动物造模,蛋白磷酸酶5 z-bio 2021-09-28 890

　　OBJECTIVE: To use protein phosphatase 5 (PP5) knockout mice to study the role of PP5 in fat metabolism in mice.

　　Methods: Six-week-old male PP5 knockout mice (PP5KO) and wild-type (WT) mice were randomly selected. After 6 weeks of high-fat diet, the liver was stained with HE and Oil Red O. The lipid droplets of the mice were accumulated as follows: Detect and use Western blotting and real-time PCR technology to detect the expression of lipid metabolism-related genes in liver tissue. At the same time, PP5KO and WT mouse fibroblasts were used to observe the effect of PP5 on adipocyte differentiation in vitro.
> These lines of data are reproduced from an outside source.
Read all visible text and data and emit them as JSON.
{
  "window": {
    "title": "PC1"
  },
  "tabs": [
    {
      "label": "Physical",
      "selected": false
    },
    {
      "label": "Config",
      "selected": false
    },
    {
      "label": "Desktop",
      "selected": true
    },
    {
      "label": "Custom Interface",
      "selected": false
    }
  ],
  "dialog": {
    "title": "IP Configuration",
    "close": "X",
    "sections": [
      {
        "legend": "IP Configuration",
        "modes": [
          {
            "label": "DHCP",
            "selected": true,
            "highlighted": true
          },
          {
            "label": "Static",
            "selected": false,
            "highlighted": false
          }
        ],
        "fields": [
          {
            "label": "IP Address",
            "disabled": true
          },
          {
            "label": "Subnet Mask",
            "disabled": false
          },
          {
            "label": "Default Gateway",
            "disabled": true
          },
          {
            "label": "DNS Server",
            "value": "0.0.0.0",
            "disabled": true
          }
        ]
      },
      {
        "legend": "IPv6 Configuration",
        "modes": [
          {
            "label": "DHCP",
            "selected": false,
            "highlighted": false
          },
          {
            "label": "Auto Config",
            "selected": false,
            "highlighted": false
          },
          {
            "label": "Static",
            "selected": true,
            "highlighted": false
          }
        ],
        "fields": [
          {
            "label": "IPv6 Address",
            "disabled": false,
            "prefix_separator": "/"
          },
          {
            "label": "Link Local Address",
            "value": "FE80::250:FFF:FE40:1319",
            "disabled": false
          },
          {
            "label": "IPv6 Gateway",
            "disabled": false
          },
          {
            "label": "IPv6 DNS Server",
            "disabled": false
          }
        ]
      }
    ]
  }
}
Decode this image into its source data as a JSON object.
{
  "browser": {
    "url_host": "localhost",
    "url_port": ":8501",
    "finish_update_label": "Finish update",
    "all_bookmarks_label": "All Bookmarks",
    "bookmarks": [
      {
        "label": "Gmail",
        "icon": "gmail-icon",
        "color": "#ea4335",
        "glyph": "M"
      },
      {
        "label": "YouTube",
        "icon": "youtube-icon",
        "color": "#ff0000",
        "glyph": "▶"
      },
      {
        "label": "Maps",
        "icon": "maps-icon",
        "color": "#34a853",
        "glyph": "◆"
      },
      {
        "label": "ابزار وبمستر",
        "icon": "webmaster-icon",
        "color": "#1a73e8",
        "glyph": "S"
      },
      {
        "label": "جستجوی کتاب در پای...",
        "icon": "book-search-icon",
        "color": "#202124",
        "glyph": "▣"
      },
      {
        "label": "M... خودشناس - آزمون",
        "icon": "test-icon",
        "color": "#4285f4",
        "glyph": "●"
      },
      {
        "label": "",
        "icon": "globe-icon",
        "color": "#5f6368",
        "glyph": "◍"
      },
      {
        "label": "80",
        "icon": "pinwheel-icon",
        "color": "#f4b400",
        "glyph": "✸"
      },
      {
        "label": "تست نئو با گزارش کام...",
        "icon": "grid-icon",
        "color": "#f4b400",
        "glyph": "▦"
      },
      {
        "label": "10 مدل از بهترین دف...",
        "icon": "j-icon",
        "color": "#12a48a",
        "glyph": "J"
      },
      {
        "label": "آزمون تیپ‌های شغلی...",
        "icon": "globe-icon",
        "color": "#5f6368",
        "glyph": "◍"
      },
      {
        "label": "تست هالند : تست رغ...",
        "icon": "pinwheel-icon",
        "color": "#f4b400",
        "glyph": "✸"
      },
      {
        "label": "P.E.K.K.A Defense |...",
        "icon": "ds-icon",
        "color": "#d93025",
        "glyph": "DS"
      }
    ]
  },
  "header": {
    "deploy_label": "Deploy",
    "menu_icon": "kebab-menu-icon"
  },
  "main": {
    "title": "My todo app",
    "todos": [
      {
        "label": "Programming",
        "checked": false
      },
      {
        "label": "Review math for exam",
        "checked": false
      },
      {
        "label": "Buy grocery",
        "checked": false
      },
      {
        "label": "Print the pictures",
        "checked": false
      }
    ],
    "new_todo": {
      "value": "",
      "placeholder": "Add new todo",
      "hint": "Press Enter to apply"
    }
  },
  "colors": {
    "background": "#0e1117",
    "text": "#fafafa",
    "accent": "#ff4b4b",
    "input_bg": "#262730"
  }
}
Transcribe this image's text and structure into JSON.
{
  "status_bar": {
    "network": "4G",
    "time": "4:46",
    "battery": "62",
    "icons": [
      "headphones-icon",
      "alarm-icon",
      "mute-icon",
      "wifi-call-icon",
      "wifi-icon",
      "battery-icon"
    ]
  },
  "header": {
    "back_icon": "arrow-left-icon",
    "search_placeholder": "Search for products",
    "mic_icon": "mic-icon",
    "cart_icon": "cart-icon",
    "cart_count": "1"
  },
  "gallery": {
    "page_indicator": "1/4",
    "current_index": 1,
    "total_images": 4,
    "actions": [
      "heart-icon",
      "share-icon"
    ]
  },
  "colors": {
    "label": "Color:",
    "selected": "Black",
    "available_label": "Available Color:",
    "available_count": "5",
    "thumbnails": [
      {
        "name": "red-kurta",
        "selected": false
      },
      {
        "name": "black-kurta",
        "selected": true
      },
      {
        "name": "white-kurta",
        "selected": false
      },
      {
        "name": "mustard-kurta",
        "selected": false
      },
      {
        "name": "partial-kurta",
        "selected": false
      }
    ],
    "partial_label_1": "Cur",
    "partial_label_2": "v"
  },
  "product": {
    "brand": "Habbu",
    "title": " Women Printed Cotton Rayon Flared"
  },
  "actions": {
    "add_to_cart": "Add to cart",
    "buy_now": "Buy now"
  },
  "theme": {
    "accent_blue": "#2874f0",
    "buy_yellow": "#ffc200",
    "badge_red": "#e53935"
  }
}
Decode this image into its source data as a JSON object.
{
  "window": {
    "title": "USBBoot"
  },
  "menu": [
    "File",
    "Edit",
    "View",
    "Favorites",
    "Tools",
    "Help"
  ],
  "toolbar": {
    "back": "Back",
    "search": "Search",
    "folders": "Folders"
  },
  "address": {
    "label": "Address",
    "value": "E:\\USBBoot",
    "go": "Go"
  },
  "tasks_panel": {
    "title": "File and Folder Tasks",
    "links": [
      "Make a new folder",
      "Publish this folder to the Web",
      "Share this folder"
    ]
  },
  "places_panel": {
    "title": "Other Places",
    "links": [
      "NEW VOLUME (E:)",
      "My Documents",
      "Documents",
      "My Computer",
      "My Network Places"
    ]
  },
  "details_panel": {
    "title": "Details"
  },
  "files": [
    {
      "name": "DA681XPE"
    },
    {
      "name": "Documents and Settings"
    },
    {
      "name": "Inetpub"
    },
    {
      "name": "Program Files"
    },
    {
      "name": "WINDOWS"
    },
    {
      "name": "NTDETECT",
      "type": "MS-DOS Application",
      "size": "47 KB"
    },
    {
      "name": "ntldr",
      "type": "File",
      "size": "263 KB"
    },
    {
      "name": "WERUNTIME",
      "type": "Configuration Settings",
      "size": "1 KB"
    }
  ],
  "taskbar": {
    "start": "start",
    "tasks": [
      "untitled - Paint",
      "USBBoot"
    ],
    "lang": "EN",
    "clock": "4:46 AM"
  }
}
　　Result: Compared with WT mice, the weight of PP5KO mice after a high-fat diet was significantly lower than that of WT mice, the number of liver lipid droplets was significantly reduced, and the lipid droplets were smaller. In vitro experiments showed that the fat differentiation of PP5KOMEF cells was significantly weaker than that of WT mouse embryonic fibroblasts (MEF), and the lipid droplets were smaller. In addition, in PP5KO liver tissue, the relative expression of adipogenic differentiation marker genes CD36, AP2, PPARγ2 and Glut4 were significantly reduced, and the phosphorylation level of the energy metabolism-related protein glucocorticoid receptor (GR) was significantly reduced. Uncoupling from protein 1. (UCP1) expression also increased significantly.

　　Conclusion: PP5 regulates fat metabolism in mice by regulating GR dephosphorylation and affecting body fat differentiation and energy metabolism.